RRI.CO.ID, Gunungsitoli - Isu kesehatan jiwa semakin kompleks dan memerlukan perhatian serius dari seluruh pemangku kepentingan.

Hal itu dikemukakan Sekda Kota Gunungsitoli Andhika P. Laoly, S.STP, M.Si, CGCAE saat membuka rapat perdana tim pelaksana Kesehatan Jiwa Masyarakat Kota Gunungsitoli Tahun 2025–2029 yang dilaksanakan di Ruang Rapat II Kantor Wali Kota Gunungsitoli, Selasa 24 Februari 2026.

Dikatakannya, berbagai faktor seperti kondisi lingkungan, kurangnya dukungan keluarga, serta tekanan sosial dinilai dapat memicu gangguan psikologis, termasuk kecemasan (anxiety).

"Oleh karena itu, diperlukan upaya kolaboratif dalam pencegahan, penanganan, serta rehabilitasi kesehatan jiwa masyarakat," ujarnya.

Lebih lanjut disampaikan bahwa risiko trauma sejak dini dan berbagai persoalan kejiwaan harus menjadi perhatian bersama. Pemerintah daerah menekankan pentingnya perawatan berkesinambungan bagi masyarakat dengan gangguan jiwa serta optimalisasi peran Puskesmas sebagai garda terdepan pelayanan kesehatan jiwa di tingkat primer.

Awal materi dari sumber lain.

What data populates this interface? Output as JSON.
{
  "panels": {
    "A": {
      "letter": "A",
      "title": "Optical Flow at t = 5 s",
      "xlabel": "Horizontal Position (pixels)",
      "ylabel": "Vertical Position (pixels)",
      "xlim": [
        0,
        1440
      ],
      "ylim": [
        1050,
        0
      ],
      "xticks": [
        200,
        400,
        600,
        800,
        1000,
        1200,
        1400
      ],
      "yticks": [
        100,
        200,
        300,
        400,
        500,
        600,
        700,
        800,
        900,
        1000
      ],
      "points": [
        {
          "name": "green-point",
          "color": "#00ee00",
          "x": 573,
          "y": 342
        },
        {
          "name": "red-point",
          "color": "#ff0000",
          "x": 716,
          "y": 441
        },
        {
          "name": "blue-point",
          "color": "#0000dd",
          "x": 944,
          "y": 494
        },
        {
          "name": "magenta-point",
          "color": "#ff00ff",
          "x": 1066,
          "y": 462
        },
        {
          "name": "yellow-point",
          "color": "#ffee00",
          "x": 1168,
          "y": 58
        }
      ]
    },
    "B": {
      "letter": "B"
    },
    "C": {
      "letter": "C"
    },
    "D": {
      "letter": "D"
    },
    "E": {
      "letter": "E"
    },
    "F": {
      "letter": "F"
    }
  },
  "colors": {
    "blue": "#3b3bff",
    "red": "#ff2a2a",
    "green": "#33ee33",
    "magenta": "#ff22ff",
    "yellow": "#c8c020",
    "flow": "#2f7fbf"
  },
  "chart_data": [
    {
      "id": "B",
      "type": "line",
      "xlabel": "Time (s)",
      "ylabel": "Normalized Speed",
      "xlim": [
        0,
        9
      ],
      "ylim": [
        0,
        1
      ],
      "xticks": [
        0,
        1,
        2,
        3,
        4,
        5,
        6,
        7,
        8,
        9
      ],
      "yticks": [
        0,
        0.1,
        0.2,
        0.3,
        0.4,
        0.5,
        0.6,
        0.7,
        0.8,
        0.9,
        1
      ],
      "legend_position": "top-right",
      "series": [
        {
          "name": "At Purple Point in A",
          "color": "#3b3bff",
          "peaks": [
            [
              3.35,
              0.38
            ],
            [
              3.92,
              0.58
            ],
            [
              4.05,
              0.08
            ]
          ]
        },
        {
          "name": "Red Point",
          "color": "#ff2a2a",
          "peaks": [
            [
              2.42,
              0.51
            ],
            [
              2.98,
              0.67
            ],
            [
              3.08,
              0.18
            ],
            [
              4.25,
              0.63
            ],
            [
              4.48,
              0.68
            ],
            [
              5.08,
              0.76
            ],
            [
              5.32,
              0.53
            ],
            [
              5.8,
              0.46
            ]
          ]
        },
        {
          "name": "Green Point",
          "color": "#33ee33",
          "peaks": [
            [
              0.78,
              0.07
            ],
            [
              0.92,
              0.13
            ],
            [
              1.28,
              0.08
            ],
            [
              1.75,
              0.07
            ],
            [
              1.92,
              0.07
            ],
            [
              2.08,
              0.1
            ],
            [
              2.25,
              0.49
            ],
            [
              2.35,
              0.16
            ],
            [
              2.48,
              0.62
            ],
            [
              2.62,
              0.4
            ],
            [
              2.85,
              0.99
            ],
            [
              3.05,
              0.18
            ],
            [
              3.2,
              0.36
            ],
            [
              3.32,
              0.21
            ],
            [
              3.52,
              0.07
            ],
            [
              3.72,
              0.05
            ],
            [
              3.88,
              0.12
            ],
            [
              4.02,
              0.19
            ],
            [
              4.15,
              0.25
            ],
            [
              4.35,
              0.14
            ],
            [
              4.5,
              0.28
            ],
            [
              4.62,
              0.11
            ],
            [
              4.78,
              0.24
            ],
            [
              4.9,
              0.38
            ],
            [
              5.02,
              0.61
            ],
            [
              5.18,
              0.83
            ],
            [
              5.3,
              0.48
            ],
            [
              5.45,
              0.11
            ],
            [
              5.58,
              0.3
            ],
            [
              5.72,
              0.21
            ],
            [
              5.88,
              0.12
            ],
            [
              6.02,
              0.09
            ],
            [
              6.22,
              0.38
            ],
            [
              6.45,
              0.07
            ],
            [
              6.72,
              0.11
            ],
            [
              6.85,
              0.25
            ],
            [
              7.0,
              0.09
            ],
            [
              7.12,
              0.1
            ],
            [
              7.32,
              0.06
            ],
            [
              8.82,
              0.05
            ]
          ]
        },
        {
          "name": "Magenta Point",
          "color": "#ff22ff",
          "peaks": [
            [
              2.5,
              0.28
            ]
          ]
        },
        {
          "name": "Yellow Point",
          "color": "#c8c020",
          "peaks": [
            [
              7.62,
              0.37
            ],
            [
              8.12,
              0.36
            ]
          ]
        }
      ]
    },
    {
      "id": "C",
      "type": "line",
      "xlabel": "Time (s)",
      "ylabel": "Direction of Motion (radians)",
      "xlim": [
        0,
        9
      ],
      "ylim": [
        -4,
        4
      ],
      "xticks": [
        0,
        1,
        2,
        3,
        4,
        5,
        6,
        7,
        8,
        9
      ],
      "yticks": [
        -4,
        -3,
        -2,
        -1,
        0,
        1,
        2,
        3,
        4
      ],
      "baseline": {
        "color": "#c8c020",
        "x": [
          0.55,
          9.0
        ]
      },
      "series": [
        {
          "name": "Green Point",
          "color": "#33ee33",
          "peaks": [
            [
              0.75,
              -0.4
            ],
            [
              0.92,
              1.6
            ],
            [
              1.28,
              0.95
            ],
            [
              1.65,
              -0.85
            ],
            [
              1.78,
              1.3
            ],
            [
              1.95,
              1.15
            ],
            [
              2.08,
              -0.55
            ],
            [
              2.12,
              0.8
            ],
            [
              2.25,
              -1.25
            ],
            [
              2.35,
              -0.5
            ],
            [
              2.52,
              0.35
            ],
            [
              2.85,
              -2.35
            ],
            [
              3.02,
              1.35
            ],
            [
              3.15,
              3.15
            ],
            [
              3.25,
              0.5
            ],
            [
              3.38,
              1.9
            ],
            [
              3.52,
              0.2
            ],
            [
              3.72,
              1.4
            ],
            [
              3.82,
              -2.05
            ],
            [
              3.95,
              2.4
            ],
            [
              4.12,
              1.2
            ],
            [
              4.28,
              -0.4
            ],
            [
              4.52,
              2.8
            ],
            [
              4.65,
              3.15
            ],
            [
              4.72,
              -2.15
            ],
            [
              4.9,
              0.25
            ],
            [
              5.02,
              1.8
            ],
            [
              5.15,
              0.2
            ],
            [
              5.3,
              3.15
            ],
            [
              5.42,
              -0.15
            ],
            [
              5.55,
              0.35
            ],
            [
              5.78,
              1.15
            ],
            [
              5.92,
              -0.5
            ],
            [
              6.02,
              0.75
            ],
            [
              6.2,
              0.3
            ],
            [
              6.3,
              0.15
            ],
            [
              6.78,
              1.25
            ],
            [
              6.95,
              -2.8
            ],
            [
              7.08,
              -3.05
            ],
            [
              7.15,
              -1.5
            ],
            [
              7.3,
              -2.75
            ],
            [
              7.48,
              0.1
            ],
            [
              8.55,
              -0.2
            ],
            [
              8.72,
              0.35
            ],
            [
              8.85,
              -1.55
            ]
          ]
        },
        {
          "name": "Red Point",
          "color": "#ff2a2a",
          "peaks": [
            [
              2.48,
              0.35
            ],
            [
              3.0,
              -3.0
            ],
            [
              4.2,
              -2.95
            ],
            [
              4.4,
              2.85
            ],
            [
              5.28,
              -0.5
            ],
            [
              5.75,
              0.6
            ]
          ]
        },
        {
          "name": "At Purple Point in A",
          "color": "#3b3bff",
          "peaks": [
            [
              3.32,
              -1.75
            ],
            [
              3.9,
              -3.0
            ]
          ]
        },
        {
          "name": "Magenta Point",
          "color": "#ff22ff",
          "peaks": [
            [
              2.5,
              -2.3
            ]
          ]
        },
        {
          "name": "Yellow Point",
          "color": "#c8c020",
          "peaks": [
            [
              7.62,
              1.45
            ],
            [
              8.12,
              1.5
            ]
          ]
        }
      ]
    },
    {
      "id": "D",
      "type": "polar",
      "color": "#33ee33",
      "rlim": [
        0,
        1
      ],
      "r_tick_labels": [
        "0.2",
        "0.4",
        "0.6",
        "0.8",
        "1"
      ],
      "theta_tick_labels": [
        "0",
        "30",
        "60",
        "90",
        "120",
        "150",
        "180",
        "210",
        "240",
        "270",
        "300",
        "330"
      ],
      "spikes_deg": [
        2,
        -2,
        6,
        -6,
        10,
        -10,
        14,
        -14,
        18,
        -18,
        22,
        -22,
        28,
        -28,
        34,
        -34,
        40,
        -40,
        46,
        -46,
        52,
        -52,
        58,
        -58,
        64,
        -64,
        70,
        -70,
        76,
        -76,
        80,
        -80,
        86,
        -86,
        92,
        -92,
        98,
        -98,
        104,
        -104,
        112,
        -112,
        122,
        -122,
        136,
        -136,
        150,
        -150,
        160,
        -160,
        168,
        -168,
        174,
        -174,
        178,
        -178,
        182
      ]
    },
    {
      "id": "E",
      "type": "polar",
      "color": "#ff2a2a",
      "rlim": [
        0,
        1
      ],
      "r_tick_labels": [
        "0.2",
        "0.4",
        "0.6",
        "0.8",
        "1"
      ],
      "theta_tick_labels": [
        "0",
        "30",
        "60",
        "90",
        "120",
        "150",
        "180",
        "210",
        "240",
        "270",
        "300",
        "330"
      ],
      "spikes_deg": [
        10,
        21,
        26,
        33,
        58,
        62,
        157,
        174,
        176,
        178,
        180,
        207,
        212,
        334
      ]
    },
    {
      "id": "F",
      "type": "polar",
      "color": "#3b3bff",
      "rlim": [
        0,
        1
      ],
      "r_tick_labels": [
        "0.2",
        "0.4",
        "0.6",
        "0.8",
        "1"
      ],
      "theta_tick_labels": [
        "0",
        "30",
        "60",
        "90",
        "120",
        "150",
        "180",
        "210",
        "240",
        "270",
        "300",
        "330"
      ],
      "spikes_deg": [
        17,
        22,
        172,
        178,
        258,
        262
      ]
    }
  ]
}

"Tim pelaksana diharapkan mampu menjalankan tugas secara optimal, khususnya dalam pengumpulan data, identifikasi wilayah rawan, serta pemetaan kebutuhan layanan kesehatan jiwa di Kota Gunungsitoli," ucapnya.

Pemerintah Kota Gunungsitoli berkomitmen memberikan dukungan penuh terhadap pelaksanaan program kesehatan jiwa sebagai bagian dari arah kebijakan pembangunan daerah Tahun 2025–2029.

"Upaya ini sejalan dengan visi pembangunan “Gunungsitoli Hebat” yang menitikberatkan tidak hanya pada pembangunan fisik, tetapi juga pada peningkatan kualitas sumber daya manusia yang sehat secara jasmani dan rohani," tuturnya.

google-preference

Rekomendasi Berita

Berita Terbaru Lainnya

Memuat berita terbaru.....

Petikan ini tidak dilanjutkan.